We use a 80-20 train-test split, where the test data consists of the latest 20% of ratings for each user.

# Standard Model

The decision to drop variables such as user information (e.g., age, occupation, gender) and item information (e.g., genre) in the following model can be explained by the following considerations:
1) The ALS (Alternating Least Squares) algorithm used in the model is inherently a collaborative filtering approach. Collaborative filtering relies only on user-item interaction data (e.g., user IDs, item IDs, and ratings) to make predictions. The assumption is that similar users (based on their historical preferences) and similar items (based on their popularity among users) can be identified purely from the interaction matrix. Including demographic or item-specific data is not essential in this paradigm.
2) ALS models are designed to handle sparse user-item interaction matrices efficiently. Adding additional features like user demographics or item metadata would require incorporating these into the matrix factorization process, significantly increasing computational complexity.
3) The ALS algorithm, in its standard implementation, does not natively support incorporating additional side information like user or item metadata. While hybrid approaches exist (e.g., feature-enhanced matrix factorization or deep learning models), they require additional preprocessing, modeling, and computational resources.


In [None]:
from pyspark.sql import SparkSession
from pyspark.ml.recommendation import ALS
from pyspark.sql.functions import col, collect_list
from pyspark.ml.evaluation import RegressionEvaluator

# Initialize Spark session
spark = SparkSession.builder.appName("RecommenderSystem").getOrCreate()

# Prepare the data
columns = ["User ID", "Item ID", "Rating"]
global_train_spark_df = spark.createDataFrame(global_train_df[columns])
global_test_spark_df = spark.createDataFrame(global_test_df[columns])

# ALS Model Setup
als = ALS(
    userCol="User ID",
    itemCol="Item ID",
    ratingCol="Rating",
    maxIter=10,
    regParam=0.1,
    rank=10,
    coldStartStrategy="drop"  # Prevent NaN predictions
)

# Train the model
als_model = als.fit(global_train_spark_df)

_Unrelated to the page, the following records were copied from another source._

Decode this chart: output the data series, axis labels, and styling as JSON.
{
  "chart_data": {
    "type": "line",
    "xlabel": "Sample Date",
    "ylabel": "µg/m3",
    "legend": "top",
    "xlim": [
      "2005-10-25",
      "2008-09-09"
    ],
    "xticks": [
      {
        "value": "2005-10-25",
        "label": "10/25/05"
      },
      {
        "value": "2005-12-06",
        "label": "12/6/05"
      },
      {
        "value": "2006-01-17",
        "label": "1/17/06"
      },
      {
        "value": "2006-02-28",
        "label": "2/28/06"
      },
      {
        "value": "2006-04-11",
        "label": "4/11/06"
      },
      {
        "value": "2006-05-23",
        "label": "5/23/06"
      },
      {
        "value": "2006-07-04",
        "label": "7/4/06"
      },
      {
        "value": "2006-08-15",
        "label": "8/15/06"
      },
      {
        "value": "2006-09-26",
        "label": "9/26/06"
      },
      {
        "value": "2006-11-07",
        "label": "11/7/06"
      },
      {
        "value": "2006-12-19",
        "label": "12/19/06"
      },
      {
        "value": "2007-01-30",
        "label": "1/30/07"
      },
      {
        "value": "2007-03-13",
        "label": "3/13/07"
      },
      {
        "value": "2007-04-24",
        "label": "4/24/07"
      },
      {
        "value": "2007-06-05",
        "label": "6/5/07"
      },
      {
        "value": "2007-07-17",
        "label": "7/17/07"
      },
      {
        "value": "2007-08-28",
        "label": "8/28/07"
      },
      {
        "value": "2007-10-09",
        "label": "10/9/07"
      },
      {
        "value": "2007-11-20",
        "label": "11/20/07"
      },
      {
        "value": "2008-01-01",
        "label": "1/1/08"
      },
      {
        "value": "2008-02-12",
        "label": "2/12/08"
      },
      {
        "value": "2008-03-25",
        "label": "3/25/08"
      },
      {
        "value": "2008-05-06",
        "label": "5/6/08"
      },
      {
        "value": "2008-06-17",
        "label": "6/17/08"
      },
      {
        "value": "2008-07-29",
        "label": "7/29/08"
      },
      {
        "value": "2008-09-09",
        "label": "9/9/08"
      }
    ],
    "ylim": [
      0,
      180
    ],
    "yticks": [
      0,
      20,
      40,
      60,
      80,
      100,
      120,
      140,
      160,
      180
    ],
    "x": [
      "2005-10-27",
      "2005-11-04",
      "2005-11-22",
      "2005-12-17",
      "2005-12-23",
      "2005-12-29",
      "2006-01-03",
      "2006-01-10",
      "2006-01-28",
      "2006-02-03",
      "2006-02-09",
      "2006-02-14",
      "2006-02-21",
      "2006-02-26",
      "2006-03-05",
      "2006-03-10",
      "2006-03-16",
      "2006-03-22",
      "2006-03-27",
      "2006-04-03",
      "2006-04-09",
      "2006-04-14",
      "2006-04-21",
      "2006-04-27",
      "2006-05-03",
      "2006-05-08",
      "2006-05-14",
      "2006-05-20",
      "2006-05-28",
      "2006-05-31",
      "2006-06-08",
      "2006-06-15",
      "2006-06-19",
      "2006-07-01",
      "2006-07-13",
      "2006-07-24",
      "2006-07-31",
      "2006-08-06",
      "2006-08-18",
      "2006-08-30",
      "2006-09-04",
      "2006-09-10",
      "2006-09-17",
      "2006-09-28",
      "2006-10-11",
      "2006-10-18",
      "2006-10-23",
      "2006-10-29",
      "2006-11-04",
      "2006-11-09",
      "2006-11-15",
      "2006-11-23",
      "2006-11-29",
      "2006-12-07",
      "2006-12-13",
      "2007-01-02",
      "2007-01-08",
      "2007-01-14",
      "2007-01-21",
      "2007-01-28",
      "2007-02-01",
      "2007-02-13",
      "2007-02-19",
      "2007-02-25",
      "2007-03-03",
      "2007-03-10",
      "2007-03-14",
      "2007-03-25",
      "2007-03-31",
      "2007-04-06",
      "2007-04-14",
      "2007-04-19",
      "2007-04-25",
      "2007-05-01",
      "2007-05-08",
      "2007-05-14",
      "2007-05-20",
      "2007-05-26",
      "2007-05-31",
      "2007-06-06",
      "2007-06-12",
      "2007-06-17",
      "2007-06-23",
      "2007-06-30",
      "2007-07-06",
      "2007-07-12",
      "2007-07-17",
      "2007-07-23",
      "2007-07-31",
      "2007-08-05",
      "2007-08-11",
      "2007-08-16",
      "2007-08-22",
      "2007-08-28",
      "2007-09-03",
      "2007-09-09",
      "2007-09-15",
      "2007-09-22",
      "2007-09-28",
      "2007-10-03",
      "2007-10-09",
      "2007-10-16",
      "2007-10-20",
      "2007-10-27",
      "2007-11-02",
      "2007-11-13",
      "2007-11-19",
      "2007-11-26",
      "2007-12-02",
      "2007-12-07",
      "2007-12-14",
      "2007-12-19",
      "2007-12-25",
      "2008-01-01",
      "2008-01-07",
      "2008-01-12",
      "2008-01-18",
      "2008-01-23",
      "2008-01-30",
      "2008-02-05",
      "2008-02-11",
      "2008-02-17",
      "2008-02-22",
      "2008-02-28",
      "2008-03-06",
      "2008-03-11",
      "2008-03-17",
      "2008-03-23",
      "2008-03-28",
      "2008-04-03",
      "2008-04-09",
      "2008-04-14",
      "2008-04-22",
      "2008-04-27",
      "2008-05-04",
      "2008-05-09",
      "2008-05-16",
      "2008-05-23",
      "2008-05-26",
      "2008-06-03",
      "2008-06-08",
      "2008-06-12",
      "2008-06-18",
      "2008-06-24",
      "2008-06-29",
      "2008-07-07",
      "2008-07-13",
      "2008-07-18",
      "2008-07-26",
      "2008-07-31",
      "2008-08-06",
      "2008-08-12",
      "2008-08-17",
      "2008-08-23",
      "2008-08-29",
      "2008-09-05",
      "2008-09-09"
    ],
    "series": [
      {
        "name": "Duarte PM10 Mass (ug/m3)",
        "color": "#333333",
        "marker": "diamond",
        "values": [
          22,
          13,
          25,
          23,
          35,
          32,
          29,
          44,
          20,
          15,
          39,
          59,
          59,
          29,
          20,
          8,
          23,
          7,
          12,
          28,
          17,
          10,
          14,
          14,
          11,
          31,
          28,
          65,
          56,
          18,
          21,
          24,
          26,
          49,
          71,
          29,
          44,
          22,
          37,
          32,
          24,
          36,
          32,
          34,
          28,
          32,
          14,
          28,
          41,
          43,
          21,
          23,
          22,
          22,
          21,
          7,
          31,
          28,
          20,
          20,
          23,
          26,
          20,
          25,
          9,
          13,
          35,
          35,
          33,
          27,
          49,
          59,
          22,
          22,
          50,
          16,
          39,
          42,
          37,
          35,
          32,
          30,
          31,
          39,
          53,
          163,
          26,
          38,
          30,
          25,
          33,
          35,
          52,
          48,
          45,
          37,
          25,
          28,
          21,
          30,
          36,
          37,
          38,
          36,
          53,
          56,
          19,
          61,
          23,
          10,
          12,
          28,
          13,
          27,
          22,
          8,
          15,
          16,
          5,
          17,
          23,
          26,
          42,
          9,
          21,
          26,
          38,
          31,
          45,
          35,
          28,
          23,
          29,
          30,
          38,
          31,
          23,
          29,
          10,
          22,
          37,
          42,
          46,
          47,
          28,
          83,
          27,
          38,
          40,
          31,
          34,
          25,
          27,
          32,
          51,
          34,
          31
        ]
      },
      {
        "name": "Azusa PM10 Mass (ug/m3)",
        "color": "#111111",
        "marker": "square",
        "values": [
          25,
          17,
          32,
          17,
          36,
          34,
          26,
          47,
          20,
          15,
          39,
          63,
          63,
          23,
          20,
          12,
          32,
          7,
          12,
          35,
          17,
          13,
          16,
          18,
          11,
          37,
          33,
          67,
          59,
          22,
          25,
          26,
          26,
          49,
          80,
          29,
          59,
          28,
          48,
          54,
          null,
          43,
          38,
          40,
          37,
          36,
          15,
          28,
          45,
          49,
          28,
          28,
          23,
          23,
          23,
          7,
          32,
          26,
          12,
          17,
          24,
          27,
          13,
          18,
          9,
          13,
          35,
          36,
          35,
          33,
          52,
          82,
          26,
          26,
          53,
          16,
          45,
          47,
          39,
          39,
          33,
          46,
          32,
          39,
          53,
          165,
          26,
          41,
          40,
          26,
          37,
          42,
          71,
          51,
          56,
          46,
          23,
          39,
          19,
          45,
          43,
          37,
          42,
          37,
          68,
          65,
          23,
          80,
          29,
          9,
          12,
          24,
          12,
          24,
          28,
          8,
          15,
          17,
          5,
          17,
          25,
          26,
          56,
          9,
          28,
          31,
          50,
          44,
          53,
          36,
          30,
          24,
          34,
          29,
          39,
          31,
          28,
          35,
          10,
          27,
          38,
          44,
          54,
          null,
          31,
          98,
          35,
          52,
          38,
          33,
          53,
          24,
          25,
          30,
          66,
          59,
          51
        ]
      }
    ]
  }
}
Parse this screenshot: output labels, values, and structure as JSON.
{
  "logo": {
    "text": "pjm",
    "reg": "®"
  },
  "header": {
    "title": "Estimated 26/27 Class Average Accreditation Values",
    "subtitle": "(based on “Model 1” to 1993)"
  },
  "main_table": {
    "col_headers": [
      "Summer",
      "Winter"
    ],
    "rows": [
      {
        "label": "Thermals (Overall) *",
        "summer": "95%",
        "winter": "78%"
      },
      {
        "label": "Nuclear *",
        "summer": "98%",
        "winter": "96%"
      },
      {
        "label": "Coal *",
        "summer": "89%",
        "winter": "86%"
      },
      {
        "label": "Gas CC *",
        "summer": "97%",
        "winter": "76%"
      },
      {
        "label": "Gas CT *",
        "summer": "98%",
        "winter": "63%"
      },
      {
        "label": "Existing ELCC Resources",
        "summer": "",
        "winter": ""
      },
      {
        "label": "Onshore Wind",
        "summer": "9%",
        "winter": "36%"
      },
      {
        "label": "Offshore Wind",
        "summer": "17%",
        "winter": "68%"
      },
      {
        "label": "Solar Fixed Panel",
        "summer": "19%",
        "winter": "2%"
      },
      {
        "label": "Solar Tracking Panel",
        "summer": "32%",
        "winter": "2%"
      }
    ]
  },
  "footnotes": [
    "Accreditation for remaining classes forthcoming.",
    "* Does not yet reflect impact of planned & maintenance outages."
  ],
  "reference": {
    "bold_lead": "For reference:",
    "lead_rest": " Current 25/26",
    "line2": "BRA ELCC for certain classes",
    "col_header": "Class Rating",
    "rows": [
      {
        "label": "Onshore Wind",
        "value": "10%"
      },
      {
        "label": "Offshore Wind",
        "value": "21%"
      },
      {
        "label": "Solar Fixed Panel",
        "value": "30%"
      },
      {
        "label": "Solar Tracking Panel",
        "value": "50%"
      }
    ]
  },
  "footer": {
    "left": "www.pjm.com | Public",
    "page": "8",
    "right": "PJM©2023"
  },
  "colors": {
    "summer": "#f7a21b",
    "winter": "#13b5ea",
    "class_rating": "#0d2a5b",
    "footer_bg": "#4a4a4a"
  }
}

# Generate Recommendations for All Users
user_recommendations = als_model.recommendForAllUsers(10)  # Top 10 recommendations per user

# Evaluate the model with RMSE on test set
predictions = als_model.transform(global_test_spark_df)
evaluator = RegressionEvaluator(
    metricName="mse",
    labelCol="Rating",
    predictionCol="prediction"
)
mse = evaluator.evaluate(predictions)
print(f"MSE: {mse}")